Styphelia cordifolia, commonly known as heart-leaved beard-heath, is a species of flowering plant in the heath family Ericaceae and is endemic to Australia. It is an erect shrub with broadly egg-shaped to round leaves, and white, tube-shaped flowers, the petals bearded on the inside.

==Description==
Styphelia cordifolia is an erect shrub that typically grows to a height of 0.8–1.5 m and has softly-hairy branchlets. Its leaves are broadly egg-shaped to round, 3.5–7 mm long and 4–8 mm wide and curve downwards with a short bristle on the tip. The flowers are arranged in spikes 5.5–8.5 mm long in leaf axils, each spike with up to three flowers with broadly egg-shaped to round bracteoles 1.8–2.3 mm long at the base.
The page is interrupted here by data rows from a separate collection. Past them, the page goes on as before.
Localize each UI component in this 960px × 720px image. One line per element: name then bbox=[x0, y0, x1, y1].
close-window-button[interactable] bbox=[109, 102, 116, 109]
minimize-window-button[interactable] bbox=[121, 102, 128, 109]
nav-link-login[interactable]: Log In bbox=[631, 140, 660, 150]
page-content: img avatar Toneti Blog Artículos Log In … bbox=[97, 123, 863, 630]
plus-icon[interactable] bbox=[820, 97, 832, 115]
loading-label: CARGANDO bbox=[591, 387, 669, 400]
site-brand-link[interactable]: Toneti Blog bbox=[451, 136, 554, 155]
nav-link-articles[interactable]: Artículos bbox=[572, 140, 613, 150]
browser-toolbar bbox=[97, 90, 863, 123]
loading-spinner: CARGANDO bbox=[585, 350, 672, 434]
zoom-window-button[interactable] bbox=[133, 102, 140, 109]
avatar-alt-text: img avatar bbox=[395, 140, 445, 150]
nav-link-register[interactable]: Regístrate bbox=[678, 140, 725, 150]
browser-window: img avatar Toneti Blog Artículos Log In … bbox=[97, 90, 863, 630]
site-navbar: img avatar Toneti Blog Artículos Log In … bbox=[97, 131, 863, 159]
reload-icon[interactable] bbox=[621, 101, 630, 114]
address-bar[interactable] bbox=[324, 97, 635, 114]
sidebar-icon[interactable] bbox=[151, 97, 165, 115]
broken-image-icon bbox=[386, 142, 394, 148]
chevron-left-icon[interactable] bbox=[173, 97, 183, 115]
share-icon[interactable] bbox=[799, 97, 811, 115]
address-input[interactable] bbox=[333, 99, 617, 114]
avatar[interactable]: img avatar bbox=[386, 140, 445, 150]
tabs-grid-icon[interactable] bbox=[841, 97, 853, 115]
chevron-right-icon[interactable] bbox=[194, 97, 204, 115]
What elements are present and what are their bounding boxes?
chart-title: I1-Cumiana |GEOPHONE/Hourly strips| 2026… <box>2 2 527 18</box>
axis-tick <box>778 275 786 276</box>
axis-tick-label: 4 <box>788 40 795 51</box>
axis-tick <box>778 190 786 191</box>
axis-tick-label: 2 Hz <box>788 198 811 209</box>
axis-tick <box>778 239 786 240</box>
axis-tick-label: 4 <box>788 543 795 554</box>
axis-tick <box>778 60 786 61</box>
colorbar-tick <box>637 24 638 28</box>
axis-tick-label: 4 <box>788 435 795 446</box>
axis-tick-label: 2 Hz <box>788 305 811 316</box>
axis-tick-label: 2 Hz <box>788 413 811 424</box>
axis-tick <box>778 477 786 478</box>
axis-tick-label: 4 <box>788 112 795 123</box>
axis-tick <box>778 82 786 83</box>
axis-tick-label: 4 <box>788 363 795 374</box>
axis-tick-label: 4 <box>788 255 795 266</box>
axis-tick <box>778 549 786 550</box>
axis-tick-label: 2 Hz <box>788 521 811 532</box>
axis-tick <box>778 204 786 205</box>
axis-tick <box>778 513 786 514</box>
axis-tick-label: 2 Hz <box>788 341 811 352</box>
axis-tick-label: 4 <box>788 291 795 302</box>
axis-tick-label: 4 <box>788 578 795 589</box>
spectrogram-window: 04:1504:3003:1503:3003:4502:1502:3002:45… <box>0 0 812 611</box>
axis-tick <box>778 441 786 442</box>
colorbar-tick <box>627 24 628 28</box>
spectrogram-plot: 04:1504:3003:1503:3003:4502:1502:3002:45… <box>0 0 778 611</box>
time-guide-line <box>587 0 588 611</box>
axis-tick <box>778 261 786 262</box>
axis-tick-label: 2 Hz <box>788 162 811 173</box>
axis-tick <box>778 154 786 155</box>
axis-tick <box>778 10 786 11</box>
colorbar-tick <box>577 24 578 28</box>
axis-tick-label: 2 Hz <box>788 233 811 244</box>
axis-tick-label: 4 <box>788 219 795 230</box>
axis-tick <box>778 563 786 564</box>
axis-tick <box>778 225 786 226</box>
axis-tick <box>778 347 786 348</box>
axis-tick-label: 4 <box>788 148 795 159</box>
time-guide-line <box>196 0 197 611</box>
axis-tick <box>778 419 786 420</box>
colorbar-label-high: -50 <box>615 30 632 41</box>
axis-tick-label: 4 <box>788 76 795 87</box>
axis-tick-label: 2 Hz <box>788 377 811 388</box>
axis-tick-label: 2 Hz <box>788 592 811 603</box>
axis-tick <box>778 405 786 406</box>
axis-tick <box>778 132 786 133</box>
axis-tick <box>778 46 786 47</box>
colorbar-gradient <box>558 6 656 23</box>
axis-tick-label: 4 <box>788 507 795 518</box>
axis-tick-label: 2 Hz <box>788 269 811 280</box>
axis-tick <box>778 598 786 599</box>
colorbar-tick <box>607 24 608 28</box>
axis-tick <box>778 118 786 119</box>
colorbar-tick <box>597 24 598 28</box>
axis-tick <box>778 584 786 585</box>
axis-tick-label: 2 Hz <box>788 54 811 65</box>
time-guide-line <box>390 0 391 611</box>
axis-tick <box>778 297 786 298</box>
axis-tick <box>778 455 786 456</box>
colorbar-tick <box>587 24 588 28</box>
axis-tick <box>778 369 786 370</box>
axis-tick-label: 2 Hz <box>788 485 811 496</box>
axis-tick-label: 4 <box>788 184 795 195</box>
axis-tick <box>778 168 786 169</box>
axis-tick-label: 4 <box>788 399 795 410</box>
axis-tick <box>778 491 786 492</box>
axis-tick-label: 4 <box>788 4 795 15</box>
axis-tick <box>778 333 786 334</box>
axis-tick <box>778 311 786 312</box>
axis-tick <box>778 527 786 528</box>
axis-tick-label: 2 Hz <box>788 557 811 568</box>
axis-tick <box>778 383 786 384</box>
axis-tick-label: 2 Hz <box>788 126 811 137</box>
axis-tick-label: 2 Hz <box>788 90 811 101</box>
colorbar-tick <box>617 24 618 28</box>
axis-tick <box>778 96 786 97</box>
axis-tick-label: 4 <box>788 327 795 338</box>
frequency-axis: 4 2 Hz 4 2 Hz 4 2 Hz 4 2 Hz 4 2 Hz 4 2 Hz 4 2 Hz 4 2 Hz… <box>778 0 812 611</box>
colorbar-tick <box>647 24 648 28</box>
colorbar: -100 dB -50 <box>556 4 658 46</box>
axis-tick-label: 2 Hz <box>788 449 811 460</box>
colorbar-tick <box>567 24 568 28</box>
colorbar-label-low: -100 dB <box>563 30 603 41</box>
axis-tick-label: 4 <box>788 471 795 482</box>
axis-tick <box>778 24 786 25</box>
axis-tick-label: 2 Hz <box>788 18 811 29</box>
The sepals are egg-shaped, 3–5 mm long, the petals white and joined at the base to form a tube 2.8–4.1 mm long, the lobes 2.4–2.8 mm long and bearded on the inside.

==Taxonomy==
Styphelia cordifolia was first formally described in 1838 by John Lindley and given the name Leucopogon cordifolius in Thomas Mitchell's journal, Three Expeditions into the interior of Eastern Australia. In 1873, Ferdinand von Mueller transferred the species to Styphelia as S. cordifolia in his Fragmenta Phytographiae Australiae. The specific epithet (cordifolia) means "heart-leaved".

==Distribution and habitat==
Heart-leaved beard-heath grows in the understorey of woodland and in heathland in the far north-west of Victoria, the south-east of South Australia, and disjunctly in the Carnarvon, Geraldton Sandplains, Yalgoo bioregions in the west of Western Australia.